To say Hannes Oosthuizen has always been obsessed with motor cars would be putting it mildly. In a recent book he published, he called himself a "petrol head". That's also putting it mildly.
Human car parts
Because Oosthuizen's entire body is made up of car parts - from SAE40 motor oil flowing through his veins, a balding head that glints like a chrome tappet cover in the sunlight, to feet that are actually shaped like accelerator and brake pedals. He is the quintessential car fanatic who has just realised a three-decade dream of becoming editor of SA's most iconic motoring magazine.
He is a humble fellow. Quiet, respectful and enormously professional in the way that he goes about his job. One of the new breed of motoring journalists who, when they're on exotic overseas launches, gracefully decline nights out on the town to rather spend the night filing copy for their publications' websites, blogs and keeping up a steady flow of information on Twitter and the like (eg www.youtube.com/user/cartoday).
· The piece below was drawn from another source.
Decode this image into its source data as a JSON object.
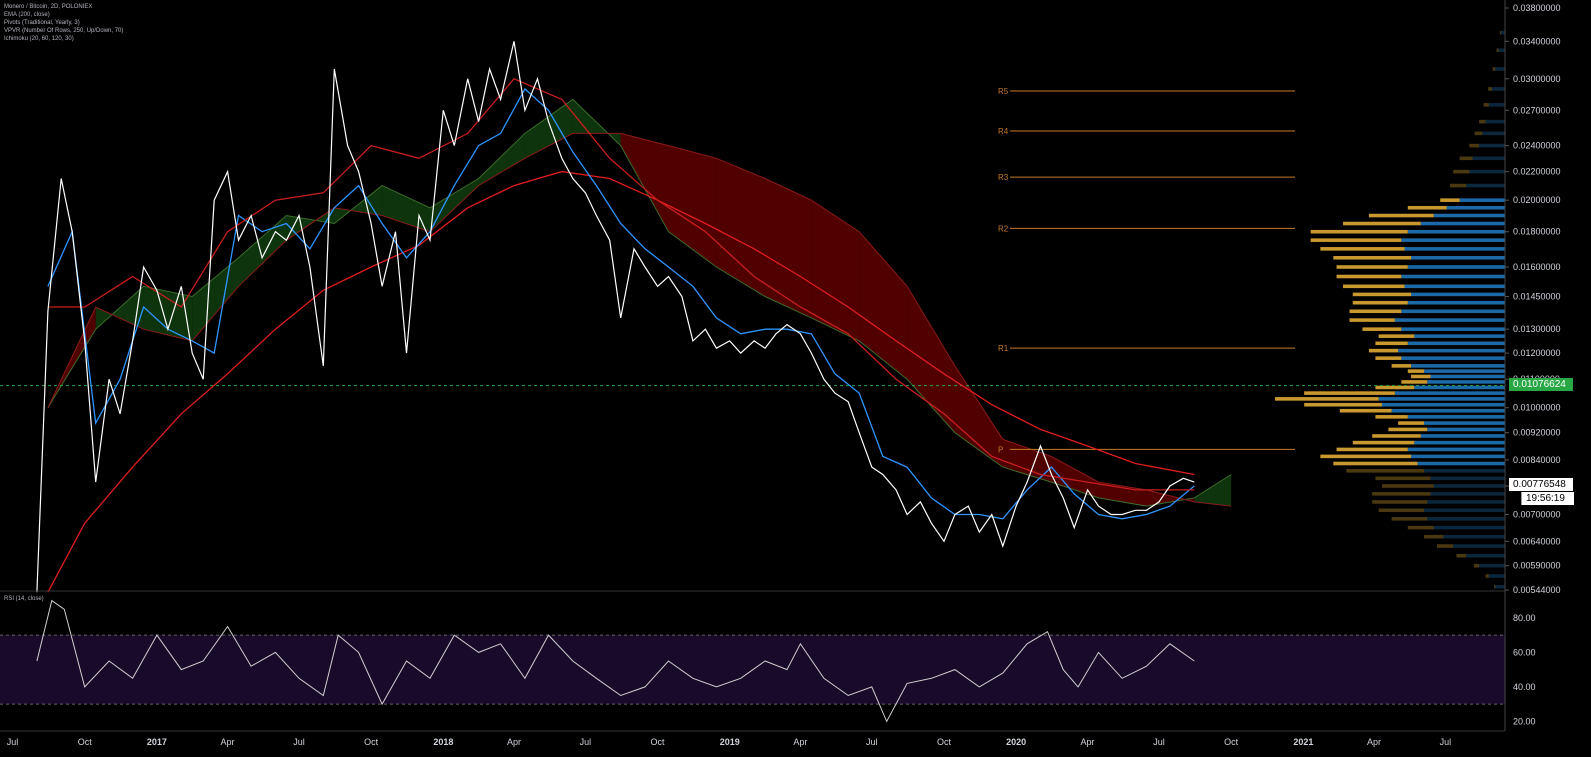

He admits to being a social media addict. "I check out all my social media sites before I go to bed and the minute I wake up." In his office, a separate screen shows a continuous twitterfall.
Why walk when you can drive?
Oosthuizen is under no illusions about the pressure on magazines in this day and age. He understands the massive competition and the need to be able to interact with readers and followers through a multitude of channels. Read Car the good old-fashioned way or the digital online version (www.carmag.co.za/digizine; follow him on (CARmag.co.za) or on his daily online blog (www.carmag.co.za/page/blogs) or almost continuous commentary on Facebook (www.facebook.com/CARmagazineSA) and Twitter (@carmagsa; @HannesO_CARmag) and you will not be wrong in thinking that the guy doesn't actually ever stop working.
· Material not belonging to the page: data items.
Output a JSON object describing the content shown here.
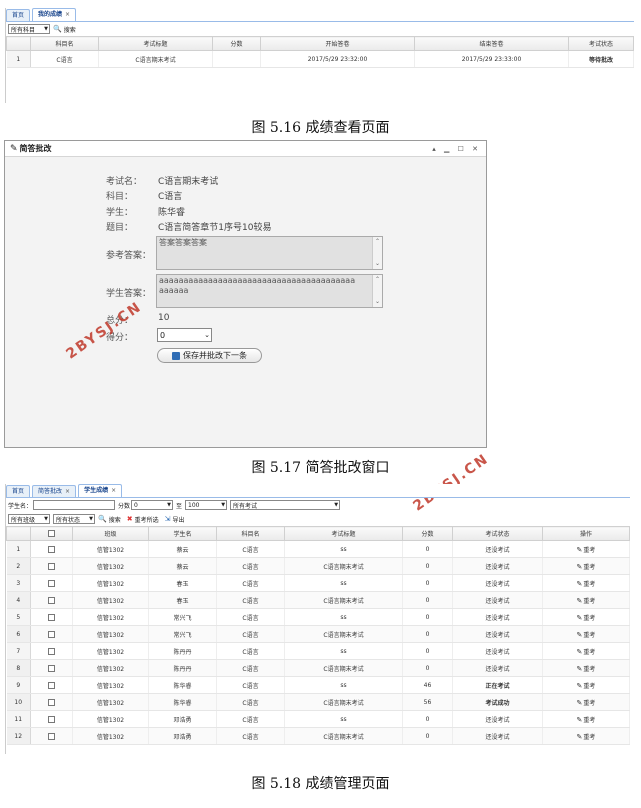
{
  "fig1": {
    "tabs": [
      {
        "label": "首页",
        "active": false
      },
      {
        "label": "我的成绩",
        "active": true,
        "closable": true
      }
    ],
    "subject_filter": "所有科目",
    "search_label": "搜索",
    "columns": [
      "",
      "科目名",
      "考试标题",
      "分数",
      "开始答卷",
      "结束答卷",
      "考试状态"
    ],
    "rows": [
      {
        "n": "1",
        "subject": "C语言",
        "title": "C语言期末考试",
        "score": "",
        "start": "2017/5/29 23:32:00",
        "end": "2017/5/29 23:33:00",
        "status": "等待批改"
      }
    ],
    "caption": "图 5.16 成绩查看页面"
  },
  "fig2": {
    "window_title": "简答批改",
    "controls": "▴ ▁ ☐ ✕",
    "fields": {
      "exam_label": "考试名：",
      "exam": "C语言期末考试",
      "subject_label": "科目：",
      "subject": "C语言",
      "student_label": "学生：",
      "student": "陈华睿",
      "question_label": "题目：",
      "question": "C语言简答章节1序号10较易",
      "reference_label": "参考答案：",
      "reference": "答案答案答案",
      "student_answer_label": "学生答案：",
      "student_answer": "aaaaaaaaaaaaaaaaaaaaaaaaaaaaaaaaaaaaaaaaaaaaaa",
      "total_label": "总分：",
      "total": "10",
      "score_label": "得分：",
      "score": "0"
    },
    "save_button": "保存并批改下一条",
    "caption": "图 5.17 简答批改窗口"
  },
  "fig3": {
    "tabs": [
      {
        "label": "首页",
        "active": false
      },
      {
        "label": "简答批改",
        "active": false,
        "closable": true
      },
      {
        "label": "学生成绩",
        "active": true,
        "closable": true
      }
    ],
    "student_name_label": "学生名：",
    "score_label": "分数",
    "score_from": "0",
    "to_label": "至",
    "score_to": "100",
    "exam_filter": "所有考试",
    "class_filter": "所有班级",
    "status_filter": "所有状态",
    "search_label": "搜索",
    "retake_selected_label": "重考所选",
    "export_label": "导出",
    "columns": [
      "",
      "",
      "班级",
      "学生名",
      "科目名",
      "考试标题",
      "分数",
      "考试状态",
      "操作"
    ],
    "retake_label": "重考",
    "rows": [
      {
        "n": "1",
        "cls": "信管1302",
        "name": "蔡云",
        "subject": "C语言",
        "title": "ss",
        "score": "0",
        "status": "还没考试",
        "st": ""
      },
      {
        "n": "2",
        "cls": "信管1302",
        "name": "蔡云",
        "subject": "C语言",
        "title": "C语言期末考试",
        "score": "0",
        "status": "还没考试",
        "st": ""
      },
      {
        "n": "3",
        "cls": "信管1302",
        "name": "春玉",
        "subject": "C语言",
        "title": "ss",
        "score": "0",
        "status": "还没考试",
        "st": ""
      },
      {
        "n": "4",
        "cls": "信管1302",
        "name": "春玉",
        "subject": "C语言",
        "title": "C语言期末考试",
        "score": "0",
        "status": "还没考试",
        "st": ""
      },
      {
        "n": "5",
        "cls": "信管1302",
        "name": "常兴飞",
        "subject": "C语言",
        "title": "ss",
        "score": "0",
        "status": "还没考试",
        "st": ""
      },
      {
        "n": "6",
        "cls": "信管1302",
        "name": "常兴飞",
        "subject": "C语言",
        "title": "C语言期末考试",
        "score": "0",
        "status": "还没考试",
        "st": ""
      },
      {
        "n": "7",
        "cls": "信管1302",
        "name": "陈丹丹",
        "subject": "C语言",
        "title": "ss",
        "score": "0",
        "status": "还没考试",
        "st": ""
      },
      {
        "n": "8",
        "cls": "信管1302",
        "name": "陈丹丹",
        "subject": "C语言",
        "title": "C语言期末考试",
        "score": "0",
        "status": "还没考试",
        "st": ""
      },
      {
        "n": "9",
        "cls": "信管1302",
        "name": "陈华睿",
        "subject": "C语言",
        "title": "ss",
        "score": "46",
        "status": "正在考试",
        "st": "bold"
      },
      {
        "n": "10",
        "cls": "信管1302",
        "name": "陈华睿",
        "subject": "C语言",
        "title": "C语言期末考试",
        "score": "56",
        "status": "考试成功",
        "st": "ok"
      },
      {
        "n": "11",
        "cls": "信管1302",
        "name": "邓浩勇",
        "subject": "C语言",
        "title": "ss",
        "score": "0",
        "status": "还没考试",
        "st": ""
      },
      {
        "n": "12",
        "cls": "信管1302",
        "name": "邓浩勇",
        "subject": "C语言",
        "title": "C语言期末考试",
        "score": "0",
        "status": "还没考试",
        "st": ""
      }
    ],
    "caption": "图 5.18 成绩管理页面"
  },
  "watermarks": [
    "2BYSJ.CN",
    "2BYSJ.CN"
  ],
  "colors": {
    "status_ok": "#2a9a2a",
    "tab_border": "#99bbe8",
    "watermark": "#c0392b"
  }
}
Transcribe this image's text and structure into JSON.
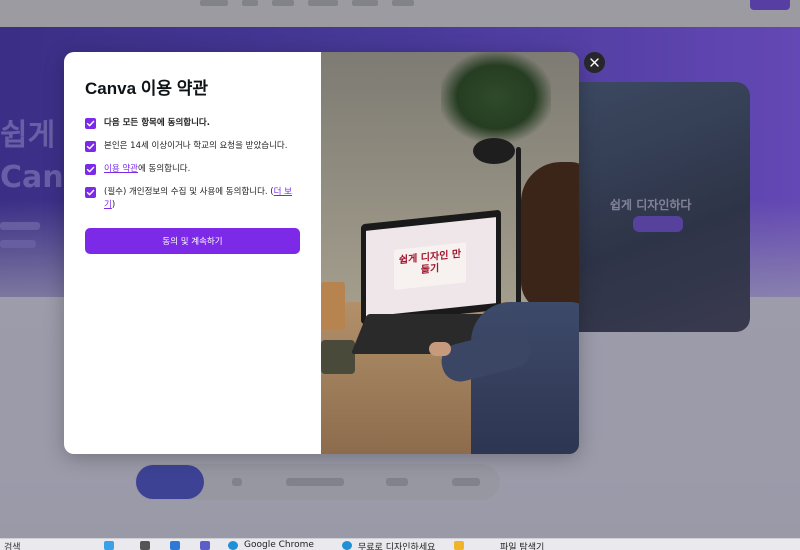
{
  "background": {
    "hero_text": "쉽게 디자인 만드는\nCanva",
    "card_text": "쉽게 디자인하다"
  },
  "modal": {
    "title": "Canva 이용 약관",
    "consents": [
      {
        "label": "다음 모든 항목에 동의합니다.",
        "checked": true
      },
      {
        "label": "본인은 14세 이상이거나 학교의 요청을 받았습니다.",
        "checked": true
      },
      {
        "label_link": "이용 약관",
        "label_rest": "에 동의합니다.",
        "checked": true
      },
      {
        "label": "(필수) 개인정보의 수집 및 사용에 동의합니다. (",
        "label_link": "더 보기",
        "label_tail": ")",
        "checked": true
      }
    ],
    "continue_label": "동의 및 계속하기",
    "close_icon": "close-icon",
    "image_text": "쉽게 디자인 만들기"
  },
  "taskbar": {
    "search_label": "검색",
    "items": [
      "Google Chrome",
      "무료로 디자인하세요",
      "파일 탐색기"
    ]
  },
  "colors": {
    "accent": "#7d2ae8",
    "title": "#0e1318"
  }
}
Actually, he doesn't and I am convinced that to Oosthuizen the idea of a bad dream is having to walk somewhere.
The March 2011 issue of Car magazine is the first edition that has the Oosthuizen imprint on it. He promised me, as someone representing his older readers, that in the next issue the type would be a bit larger.
Oosthuizen is determined to make the future of Car - the magazine and its various online guises - "less dry" and a bit more entertaining. He respects those editorial pillars that have made Car the great magazine that it is. All he is doing is making those pillars a bit more colourful, easier to see and understand.
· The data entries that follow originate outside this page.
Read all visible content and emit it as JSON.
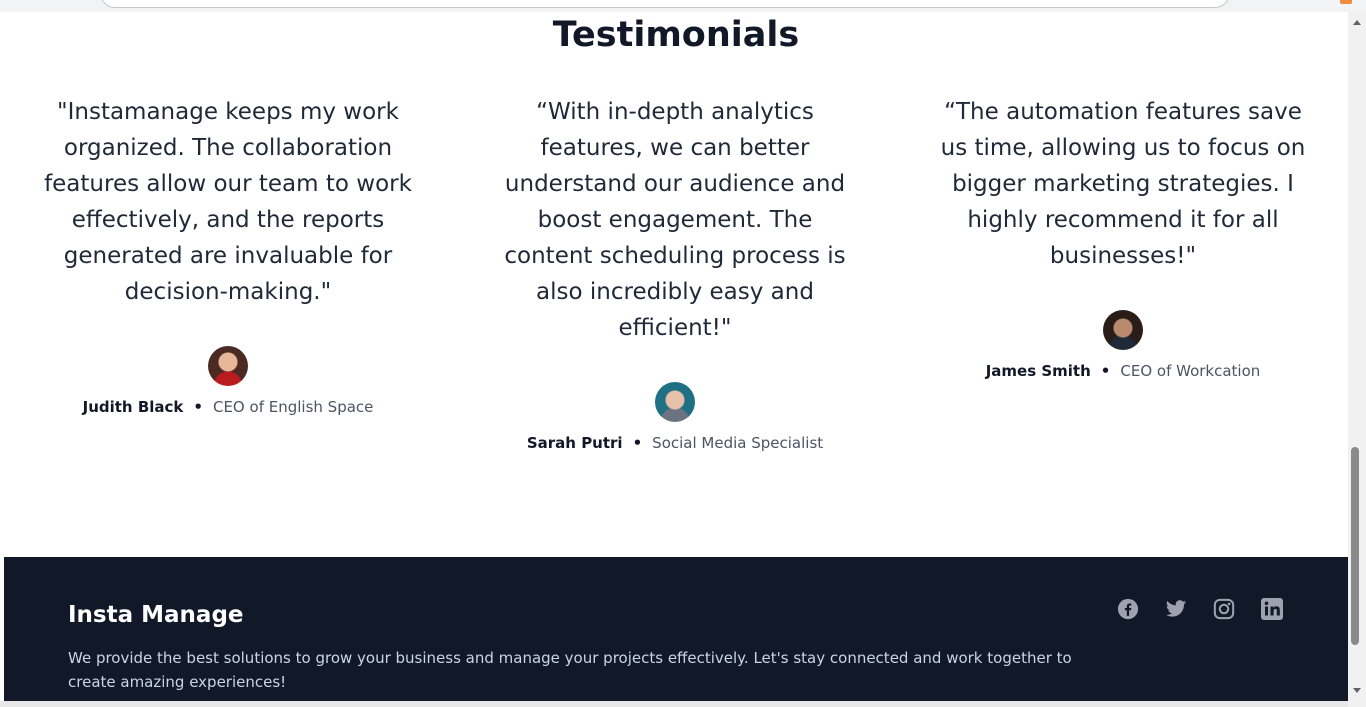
{
  "testimonials_section": {
    "title": "Testimonials",
    "items": [
      {
        "quote": "\"Instamanage keeps my work organized. The collaboration features allow our team to work effectively, and the reports generated are invaluable for decision-making.\"",
        "name": "Judith Black",
        "separator": "•",
        "role": "CEO of English Space",
        "avatar_icon": "woman-smiling-avatar"
      },
      {
        "quote": "“With in-depth analytics features, we can better understand our audience and boost engagement. The content scheduling process is also incredibly easy and efficient!\"",
        "name": "Sarah Putri",
        "separator": "•",
        "role": "Social Media Specialist",
        "avatar_icon": "woman-glasses-avatar"
      },
      {
        "quote": "“The automation features save us time, allowing us to focus on bigger marketing strategies. I highly recommend it for all businesses!\"",
        "name": "James Smith",
        "separator": "•",
        "role": "CEO of Workcation",
        "avatar_icon": "man-beard-avatar"
      }
    ]
  },
  "footer": {
    "brand": "Insta Manage",
    "description": "We provide the best solutions to grow your business and manage your projects effectively. Let's stay connected and work together to create amazing experiences!",
    "socials": [
      "facebook-icon",
      "twitter-icon",
      "instagram-icon",
      "linkedin-icon"
    ],
    "background_color": "#111827"
  },
  "colors": {
    "heading": "#111827",
    "body_text": "#1f2937",
    "muted": "#4b5563",
    "social_icon": "#9ca3af"
  }
}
But, the really big change will be that Oosthuizen and his team have decided to take Car magazine "off the launch cycle."
This means that content will not be dictated to by the motor manufacturers' launch agendas but rather by what readers want and when they want it. This does not mean, he insists, that Car will no longer be attending or reporting on launches. They simply won't be doing what every other motor journalist does at precisely the same time.
More pictures
Car magazine will become more picture driven and more columns will be added. "Readers want opinions, they want controversy, but it all needs to be balanced."
He insisted that Car would "not be scared" of criticising where criticism was justified and would be bringing back the "Speak Out " feature which every month will list the number of complaints relative to market share that Car receives from the consumer.
Car magazine will remain technical but "it will be a lot more understandable."
One of the reasons I chose to write about young Oosthuizen right now is because I firmly believe that print publications cannot survive without making themselves available online (yes, absolutely at a price and not for free) as well as by engaging with their readers through social media and websites. And secondly, I am a great believer that whatever the medium, the quality of content is directly proportional to both readership numbers and advertising revenue.
I am looking to Hannes Oosthuizen to prove me right.